In your business, the culture is determined by a number of things, but getting it to develop and not go sour is vital… So who looks after it?
If you are a small business then you’re the person handing it (along with everything else) but if you have a HR person then they should be poised to provide services in this area.
Often people see the HR function as, recruit – select – payroll – rostering – ohs – industrial relations. Clearly however there is more and loosely put it’s about staff well being – Training and development, induction programs, skills updates, policies and procedures, performance management and lastly our topic, working the culture – In short the internal relationships and the things that make them go well.
So the HR team looks after the culture… (ask about that next time you interview a person for a role in HR and see their response…) But what is ‘it’ that they have to tweak to make it work?
Basically it’s about behaviour adjustment, (to match to the organisations culture) but before that happens the HR team need to figure out if anything needs to be adjusted (an ecology check), assessing the current situation and looking for ‘gaps’ or areas of ‘risk’ which are or could become an issue, they need to understand and figure out ways to develop internal relationships so they can know the who, how, why, what and where of what needs adjusting.
Then they need to plan ways to tweak the culture so it’s healthier and can stay that way. If you look at organizational culture in this way, your team should be able to develop a sure fire development plan which is based not just on developing role based skills and abilities but enhancing the philosophical, intellectual and emotional intelligence of the team too. E.g. a leader may need to have more ‘people’ skills to be more effective in their role, so a program which allows better ‘reading’ of people and explore what makes them tick, might be useful, yet not something which may be directly business related when you look for courses or workshops to develop these skills.

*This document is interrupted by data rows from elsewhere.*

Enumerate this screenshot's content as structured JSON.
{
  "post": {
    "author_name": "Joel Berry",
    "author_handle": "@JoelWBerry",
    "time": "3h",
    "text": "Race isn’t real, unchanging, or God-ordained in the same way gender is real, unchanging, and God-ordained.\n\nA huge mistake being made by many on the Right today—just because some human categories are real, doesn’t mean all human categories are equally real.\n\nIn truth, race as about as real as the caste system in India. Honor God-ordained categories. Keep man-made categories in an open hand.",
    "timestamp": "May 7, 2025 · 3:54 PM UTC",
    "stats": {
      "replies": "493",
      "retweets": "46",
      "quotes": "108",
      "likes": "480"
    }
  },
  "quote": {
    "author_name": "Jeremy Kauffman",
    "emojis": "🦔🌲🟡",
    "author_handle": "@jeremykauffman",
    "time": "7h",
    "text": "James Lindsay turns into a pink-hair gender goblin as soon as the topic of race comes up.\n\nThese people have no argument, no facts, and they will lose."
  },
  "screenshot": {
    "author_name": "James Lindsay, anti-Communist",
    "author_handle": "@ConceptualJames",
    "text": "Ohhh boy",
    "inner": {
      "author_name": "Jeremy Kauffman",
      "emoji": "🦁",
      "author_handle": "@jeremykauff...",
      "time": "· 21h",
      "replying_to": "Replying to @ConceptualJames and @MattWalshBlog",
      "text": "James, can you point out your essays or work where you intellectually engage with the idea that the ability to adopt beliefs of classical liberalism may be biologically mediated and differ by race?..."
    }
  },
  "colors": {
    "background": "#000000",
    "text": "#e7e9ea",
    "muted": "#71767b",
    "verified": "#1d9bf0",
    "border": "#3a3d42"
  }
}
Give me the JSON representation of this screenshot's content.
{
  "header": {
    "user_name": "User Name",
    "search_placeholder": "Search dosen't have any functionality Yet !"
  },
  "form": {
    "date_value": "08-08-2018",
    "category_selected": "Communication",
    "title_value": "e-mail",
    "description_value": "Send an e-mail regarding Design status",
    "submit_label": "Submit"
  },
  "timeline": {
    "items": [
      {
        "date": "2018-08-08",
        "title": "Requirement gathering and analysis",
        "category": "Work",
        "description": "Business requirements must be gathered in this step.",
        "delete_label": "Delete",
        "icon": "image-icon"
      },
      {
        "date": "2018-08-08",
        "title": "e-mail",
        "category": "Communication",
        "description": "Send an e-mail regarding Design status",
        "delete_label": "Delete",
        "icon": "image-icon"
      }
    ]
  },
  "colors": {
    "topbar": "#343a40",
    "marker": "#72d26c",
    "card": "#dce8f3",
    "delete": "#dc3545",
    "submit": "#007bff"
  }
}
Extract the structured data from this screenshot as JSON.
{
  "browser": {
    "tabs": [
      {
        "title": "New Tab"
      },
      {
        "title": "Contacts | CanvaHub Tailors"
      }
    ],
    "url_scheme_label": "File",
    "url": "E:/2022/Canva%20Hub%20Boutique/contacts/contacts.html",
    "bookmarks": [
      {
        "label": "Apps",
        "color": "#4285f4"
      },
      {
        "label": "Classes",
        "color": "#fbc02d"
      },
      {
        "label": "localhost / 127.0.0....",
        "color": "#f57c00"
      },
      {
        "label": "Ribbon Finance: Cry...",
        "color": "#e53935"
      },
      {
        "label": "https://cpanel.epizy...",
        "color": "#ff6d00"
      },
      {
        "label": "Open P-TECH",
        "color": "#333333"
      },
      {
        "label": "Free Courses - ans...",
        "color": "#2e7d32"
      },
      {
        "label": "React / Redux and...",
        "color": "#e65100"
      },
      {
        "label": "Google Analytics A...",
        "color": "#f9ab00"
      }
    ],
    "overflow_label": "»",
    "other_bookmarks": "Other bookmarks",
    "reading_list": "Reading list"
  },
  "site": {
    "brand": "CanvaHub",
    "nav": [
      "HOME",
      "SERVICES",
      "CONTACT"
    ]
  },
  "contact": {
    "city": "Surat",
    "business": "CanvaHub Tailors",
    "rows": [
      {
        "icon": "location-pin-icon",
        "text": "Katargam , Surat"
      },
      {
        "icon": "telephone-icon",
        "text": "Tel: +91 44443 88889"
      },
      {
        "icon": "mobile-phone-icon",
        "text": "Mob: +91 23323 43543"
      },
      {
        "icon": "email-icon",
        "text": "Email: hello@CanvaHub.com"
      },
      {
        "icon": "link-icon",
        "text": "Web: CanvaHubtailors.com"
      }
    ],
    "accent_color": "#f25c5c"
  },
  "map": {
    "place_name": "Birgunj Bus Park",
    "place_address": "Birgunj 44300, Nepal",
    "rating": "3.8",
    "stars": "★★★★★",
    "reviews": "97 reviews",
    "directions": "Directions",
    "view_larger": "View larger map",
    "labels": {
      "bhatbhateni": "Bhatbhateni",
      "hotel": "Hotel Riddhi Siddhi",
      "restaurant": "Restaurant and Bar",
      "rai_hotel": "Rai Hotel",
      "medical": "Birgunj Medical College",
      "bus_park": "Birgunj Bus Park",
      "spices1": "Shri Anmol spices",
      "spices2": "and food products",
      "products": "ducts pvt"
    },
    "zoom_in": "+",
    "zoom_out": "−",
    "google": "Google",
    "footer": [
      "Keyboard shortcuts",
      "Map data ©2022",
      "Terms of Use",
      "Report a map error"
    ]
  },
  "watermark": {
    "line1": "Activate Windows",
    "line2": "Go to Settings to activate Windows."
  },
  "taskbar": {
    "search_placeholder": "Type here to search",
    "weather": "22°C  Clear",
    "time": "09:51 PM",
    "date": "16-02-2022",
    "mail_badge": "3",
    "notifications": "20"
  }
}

If the first step is an assessment of the team culture, the second step is developing a program which explores and develops all relevant aspects of the analysis.
Perhaps the program is a series of information sheets – a revamp of the organization’s value statement – a new section in the induction program – and or new Key Performance Indicators – or a more personal development based approach to training and development. Let’s not forget it may also be an adjustment to the physical aspects of the business, colours, furnishings and the like can have a huge bearing on how staff perceive a business and therefore relate and respond to the environment.
Whatever approach you take to the notion of developing your business culture, you should give it due concern, the positive flow on effects can make a big difference to the way things happen in your business.
Remember this little statement… (thanks Tom P)
Excellence, always! If not Excellence, what? If not Excellence now, when?